For Billy Fitzgerald, a father of four, the transplant program couldn't have come at a better time.

He had planned to have his operation at Duke University Medical Center and did not relish the long commutes to Durham for the intensive follow-up treatment that is required.

"It made all the difference in the world to have my family around," said Fitzgerald. "It was almost like a godsend."

The first 90 days after a transplant are critical, and Hayes said he has been able to see Fitzgerald every day since the operation because he is only 10 minutes away.

Hayes and his transplant team, including transplant nephrologist Dr. M. Mathew and two transplant coordinators, have evaluated, or are in the process of evaluating, more than 40 patients who need transplants.

Although some will go on national donor waiting lists, a phenomenal 60 percent to 70 percent have family donors, which speeds up the process considerably, Hayes said.

Hayes said he expects to perform around 30 transplants a year at Roanoke Memorial.

Meanwhile, Billy Fitzgerald and his sister plan to speak up about their experience, particularly in the black community where the percentage of willing organ donors is low.

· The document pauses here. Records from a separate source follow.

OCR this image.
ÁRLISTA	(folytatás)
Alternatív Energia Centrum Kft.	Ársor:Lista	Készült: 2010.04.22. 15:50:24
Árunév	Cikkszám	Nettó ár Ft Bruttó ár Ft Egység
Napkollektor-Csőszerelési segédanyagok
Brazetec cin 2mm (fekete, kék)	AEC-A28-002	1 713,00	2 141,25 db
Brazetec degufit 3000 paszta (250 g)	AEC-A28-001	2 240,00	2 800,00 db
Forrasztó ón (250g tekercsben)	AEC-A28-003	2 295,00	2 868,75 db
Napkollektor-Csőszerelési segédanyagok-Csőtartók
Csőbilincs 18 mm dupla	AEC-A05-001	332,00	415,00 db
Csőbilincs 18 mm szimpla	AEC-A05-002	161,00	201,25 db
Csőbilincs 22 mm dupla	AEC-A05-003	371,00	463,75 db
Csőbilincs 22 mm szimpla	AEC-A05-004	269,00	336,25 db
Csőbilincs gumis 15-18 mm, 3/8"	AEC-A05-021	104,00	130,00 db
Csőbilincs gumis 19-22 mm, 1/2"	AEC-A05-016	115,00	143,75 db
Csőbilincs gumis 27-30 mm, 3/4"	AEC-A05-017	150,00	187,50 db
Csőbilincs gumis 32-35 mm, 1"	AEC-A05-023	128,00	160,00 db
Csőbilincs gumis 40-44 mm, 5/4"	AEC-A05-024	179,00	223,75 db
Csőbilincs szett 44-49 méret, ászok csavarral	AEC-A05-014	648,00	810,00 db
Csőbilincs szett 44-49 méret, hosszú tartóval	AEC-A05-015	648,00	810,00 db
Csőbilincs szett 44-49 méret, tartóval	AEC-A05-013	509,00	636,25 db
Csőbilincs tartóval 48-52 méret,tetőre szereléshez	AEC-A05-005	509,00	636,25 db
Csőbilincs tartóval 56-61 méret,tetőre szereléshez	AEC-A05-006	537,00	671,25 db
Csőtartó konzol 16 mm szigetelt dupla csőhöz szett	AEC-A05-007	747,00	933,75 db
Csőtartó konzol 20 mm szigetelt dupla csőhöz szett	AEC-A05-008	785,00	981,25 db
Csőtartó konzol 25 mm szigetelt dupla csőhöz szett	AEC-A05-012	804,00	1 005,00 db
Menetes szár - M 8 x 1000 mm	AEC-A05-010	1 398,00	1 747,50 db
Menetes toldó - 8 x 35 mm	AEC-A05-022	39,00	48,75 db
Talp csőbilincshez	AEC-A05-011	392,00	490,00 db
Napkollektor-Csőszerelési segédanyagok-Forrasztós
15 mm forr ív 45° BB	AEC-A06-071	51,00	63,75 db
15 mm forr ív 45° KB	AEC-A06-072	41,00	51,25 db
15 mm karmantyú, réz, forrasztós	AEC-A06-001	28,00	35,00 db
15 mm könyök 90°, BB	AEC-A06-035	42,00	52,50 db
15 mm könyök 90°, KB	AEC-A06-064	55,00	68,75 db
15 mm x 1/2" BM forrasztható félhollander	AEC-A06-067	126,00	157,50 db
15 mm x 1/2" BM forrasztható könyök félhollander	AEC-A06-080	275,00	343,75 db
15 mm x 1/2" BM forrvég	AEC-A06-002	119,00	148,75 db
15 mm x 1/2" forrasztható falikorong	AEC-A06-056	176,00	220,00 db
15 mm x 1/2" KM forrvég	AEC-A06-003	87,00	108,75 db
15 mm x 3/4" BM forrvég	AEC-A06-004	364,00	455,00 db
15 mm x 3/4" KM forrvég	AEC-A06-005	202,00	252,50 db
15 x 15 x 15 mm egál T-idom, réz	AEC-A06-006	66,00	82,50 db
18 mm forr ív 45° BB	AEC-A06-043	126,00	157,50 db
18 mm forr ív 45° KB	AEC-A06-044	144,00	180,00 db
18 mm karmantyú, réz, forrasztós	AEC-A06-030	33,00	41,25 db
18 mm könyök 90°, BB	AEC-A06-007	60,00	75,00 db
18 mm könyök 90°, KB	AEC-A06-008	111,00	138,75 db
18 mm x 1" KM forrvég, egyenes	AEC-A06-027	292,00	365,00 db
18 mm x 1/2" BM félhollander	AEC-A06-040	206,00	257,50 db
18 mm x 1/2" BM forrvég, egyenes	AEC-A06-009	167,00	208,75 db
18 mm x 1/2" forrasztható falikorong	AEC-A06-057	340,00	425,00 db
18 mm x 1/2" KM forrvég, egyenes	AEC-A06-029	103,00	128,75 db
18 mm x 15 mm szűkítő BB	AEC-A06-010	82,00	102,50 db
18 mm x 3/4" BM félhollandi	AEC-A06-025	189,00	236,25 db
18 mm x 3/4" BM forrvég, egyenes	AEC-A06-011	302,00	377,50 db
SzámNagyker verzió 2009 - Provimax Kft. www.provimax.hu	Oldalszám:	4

"I'm definitely going to be an advocate for procurement," said Billy Fitzgerald, who worked at Grumman Emergency Products Inc. until the plant was closed recently. "My culture definitely needs to know that. Maybe people will get the message to sign the backs of their driver's licenses."

Diabetes and hypertension are the leading causes of kidney disease, and among blacks, particularly young black men, hypertension is especially deadly.

When it goes unnoticed for a period of time, as in Fitzgerald's case, the damage to the kidneys is irreparable.

"We have a disproportionate number of blacks on dialysis because of hypertension," said Mathew. Transplant advocates have encouraged more donation in minority communities because a match within a racial group offers the greatest chance for success.